Face à cette situation, la plateforme a tout de même accéléré sa diversification, vers d'autres moyens de transporter les gens et les servir. Elle a ainsi récemment approché le service de livraison de repas à domicile concurrent d'Uber Eats aux Etats-Unis, Grubhub, pour discuter d'un éventuel rachat. Selon le Wall Street Journal, les discussions achoppent encore sur le prix de l'acquisition. Uber entend gagner des parts de marché sur les livraisons de repas et autres produits, une activité qui marche bien depuis le début du confinement.

Elle va également renforcer son partenariat avec la startup californienne spécialisée dans la location de trottinettes électriques Lime. Parallèlement, Uber va abandonner plusieurs projets considérés comme "non-essentiels". La société va notamment réduire la voilure de son laboratoire dédié à l'intelligence artificielle et son incubateur de projets.
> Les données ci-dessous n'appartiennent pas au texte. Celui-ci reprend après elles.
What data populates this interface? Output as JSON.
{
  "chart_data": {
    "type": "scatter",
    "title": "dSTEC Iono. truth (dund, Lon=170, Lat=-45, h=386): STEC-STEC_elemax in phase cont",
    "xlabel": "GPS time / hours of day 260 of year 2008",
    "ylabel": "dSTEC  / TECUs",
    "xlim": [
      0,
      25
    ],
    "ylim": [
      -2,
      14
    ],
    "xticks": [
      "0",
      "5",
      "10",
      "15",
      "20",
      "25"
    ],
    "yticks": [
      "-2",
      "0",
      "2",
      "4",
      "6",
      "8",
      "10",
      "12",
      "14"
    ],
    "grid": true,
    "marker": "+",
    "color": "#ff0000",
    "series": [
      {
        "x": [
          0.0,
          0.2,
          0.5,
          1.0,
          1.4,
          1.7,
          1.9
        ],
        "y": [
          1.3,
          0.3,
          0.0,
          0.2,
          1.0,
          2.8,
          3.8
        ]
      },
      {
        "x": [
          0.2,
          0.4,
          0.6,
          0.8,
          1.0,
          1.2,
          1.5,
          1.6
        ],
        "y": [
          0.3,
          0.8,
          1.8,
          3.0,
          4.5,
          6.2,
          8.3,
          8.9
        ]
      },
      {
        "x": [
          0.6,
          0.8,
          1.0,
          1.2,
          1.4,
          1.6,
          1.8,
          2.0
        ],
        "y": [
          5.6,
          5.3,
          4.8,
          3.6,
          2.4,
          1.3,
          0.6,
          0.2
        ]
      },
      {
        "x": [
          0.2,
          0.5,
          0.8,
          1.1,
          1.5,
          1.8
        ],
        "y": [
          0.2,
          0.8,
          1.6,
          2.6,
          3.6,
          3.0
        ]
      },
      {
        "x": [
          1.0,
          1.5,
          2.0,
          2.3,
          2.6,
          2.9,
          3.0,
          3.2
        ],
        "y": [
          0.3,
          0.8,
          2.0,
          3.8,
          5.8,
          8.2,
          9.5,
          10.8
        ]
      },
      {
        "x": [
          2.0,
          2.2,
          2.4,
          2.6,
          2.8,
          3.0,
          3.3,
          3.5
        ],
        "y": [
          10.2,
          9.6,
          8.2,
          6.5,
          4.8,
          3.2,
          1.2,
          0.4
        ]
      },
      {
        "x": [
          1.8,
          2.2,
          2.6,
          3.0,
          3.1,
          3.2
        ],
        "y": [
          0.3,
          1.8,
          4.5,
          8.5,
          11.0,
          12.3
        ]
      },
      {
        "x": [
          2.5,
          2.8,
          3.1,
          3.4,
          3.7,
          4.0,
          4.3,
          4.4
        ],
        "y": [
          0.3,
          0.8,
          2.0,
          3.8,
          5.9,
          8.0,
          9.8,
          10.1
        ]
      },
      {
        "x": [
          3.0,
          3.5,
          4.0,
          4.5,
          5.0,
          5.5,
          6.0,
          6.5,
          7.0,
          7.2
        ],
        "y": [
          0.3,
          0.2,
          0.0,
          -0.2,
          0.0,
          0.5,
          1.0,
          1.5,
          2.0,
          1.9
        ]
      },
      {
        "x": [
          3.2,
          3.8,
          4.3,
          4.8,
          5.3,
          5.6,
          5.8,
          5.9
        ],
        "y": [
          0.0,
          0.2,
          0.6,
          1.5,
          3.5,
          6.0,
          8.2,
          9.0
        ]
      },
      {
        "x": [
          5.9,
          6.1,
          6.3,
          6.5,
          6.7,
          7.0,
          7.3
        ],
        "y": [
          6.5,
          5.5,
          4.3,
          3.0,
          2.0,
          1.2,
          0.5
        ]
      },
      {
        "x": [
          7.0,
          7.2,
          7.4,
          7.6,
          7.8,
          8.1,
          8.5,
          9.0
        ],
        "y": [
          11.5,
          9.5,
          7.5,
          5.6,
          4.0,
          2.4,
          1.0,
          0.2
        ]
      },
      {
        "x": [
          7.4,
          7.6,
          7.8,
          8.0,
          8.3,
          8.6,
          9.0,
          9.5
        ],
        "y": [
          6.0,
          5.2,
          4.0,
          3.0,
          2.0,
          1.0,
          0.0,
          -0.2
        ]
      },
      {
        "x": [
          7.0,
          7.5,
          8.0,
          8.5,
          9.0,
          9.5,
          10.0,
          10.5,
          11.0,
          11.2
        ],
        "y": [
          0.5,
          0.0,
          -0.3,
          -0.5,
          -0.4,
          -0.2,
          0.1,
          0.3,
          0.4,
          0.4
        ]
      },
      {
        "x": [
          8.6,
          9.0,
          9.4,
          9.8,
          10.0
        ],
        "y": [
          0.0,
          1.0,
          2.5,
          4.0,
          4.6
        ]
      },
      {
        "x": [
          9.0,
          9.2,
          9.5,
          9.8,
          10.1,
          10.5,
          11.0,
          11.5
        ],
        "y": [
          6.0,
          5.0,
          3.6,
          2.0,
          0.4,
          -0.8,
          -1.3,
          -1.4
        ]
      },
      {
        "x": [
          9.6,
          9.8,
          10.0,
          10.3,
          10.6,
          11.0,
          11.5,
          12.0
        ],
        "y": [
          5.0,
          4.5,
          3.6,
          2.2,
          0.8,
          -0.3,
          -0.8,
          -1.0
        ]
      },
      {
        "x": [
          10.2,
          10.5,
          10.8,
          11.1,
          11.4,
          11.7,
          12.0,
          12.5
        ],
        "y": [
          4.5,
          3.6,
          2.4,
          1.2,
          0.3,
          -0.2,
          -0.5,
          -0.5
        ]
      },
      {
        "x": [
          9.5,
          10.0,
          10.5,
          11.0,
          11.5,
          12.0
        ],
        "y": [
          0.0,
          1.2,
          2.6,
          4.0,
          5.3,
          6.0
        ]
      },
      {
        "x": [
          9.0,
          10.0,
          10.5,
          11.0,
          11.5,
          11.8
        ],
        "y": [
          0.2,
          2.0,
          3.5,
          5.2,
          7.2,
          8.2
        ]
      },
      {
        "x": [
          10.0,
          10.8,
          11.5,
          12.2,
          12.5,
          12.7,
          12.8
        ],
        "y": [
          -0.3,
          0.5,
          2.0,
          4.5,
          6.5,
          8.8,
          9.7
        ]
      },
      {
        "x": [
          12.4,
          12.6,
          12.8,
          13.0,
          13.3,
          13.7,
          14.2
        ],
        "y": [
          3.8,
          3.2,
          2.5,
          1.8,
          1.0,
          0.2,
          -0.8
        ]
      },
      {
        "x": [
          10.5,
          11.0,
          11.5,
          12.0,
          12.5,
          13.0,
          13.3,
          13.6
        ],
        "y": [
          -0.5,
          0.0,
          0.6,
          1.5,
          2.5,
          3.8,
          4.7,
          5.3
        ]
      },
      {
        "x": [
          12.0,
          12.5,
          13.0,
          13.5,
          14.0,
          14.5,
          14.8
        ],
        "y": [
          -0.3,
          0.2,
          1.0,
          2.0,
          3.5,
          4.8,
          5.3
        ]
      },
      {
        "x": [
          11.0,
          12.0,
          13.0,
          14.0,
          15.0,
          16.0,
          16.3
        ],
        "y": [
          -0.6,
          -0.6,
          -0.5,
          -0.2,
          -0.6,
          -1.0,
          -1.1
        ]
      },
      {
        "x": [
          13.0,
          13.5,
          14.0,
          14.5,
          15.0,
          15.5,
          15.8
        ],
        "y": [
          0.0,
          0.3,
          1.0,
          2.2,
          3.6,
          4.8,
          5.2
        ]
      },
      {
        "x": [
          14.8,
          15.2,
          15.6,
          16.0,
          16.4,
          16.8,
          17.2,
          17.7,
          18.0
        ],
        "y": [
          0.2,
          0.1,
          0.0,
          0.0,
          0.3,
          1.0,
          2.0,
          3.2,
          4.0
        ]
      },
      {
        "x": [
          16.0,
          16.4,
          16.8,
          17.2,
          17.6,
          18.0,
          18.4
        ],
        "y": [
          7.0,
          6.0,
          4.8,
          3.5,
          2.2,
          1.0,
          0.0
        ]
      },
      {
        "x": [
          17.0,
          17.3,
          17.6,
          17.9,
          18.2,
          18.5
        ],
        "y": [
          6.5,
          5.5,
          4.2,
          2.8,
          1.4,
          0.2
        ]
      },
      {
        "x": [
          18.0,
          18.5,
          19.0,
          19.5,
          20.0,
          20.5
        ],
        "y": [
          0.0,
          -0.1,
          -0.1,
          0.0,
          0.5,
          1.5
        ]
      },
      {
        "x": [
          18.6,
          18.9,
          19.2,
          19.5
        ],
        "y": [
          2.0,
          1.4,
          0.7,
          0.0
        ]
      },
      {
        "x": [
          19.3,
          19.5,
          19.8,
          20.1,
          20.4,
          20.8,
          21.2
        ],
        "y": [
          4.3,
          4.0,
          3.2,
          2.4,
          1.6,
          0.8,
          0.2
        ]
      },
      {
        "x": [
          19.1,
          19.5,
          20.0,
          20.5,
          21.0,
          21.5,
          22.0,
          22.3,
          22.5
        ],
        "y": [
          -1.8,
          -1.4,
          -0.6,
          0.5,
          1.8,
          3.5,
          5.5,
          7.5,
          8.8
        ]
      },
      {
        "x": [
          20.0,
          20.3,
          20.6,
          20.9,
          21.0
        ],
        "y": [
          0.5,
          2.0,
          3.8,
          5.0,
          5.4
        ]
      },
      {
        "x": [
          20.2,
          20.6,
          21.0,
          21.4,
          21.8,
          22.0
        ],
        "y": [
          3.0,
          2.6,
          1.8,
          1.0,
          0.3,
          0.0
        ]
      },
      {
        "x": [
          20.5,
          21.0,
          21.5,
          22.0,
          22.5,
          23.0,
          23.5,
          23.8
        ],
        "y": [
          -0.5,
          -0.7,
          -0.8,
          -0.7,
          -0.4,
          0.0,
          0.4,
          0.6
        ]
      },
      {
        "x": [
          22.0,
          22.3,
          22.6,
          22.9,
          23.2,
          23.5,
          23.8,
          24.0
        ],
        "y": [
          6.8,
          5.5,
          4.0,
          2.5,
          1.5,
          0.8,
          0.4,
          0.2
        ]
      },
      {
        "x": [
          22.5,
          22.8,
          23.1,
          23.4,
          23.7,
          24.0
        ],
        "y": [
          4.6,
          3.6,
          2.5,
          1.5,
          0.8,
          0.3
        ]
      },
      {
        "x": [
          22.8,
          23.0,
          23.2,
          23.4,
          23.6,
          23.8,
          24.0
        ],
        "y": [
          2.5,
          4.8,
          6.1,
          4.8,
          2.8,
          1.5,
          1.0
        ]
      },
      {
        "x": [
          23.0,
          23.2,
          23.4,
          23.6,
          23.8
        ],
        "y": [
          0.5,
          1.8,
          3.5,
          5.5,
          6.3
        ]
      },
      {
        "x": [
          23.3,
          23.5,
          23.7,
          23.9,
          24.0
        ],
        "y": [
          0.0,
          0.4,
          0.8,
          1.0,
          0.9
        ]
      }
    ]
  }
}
Son but est toujours le même : être soit le numéro 1, soit le numéro 2 sur un marché. C'est aussi la raison pour laquelle elle se désengage parfois d'une activité ou d'un pays.

Entre les licenciements, le report de transactions immobilières et ces choix stratégiques, Uber espère pouvoir réduire ses dépenses de plus d'un milliard de dollars par an au total. Lors de la présentation des résultats du premier trimestre, le directeur général avait affirmé que l'objectif premier de l'entreprise restait d'atteindre le plus rapidement possible la rentabilité, un but qu'il espérait atteindre initialement d'ici la fin de l'année. Uber a dû reporter cet objectif de plusieurs trimestres, mais pas, assure-t-il, de plusieurs années.

L'action du groupe bondissait de 6,4% à 34,54 dollars à Wall Street lundi, mais restait bien en dessous du prix de 45 dollars fixé pour son introduction à la Bourse de New York il y a tout juste un an, en mai 2019.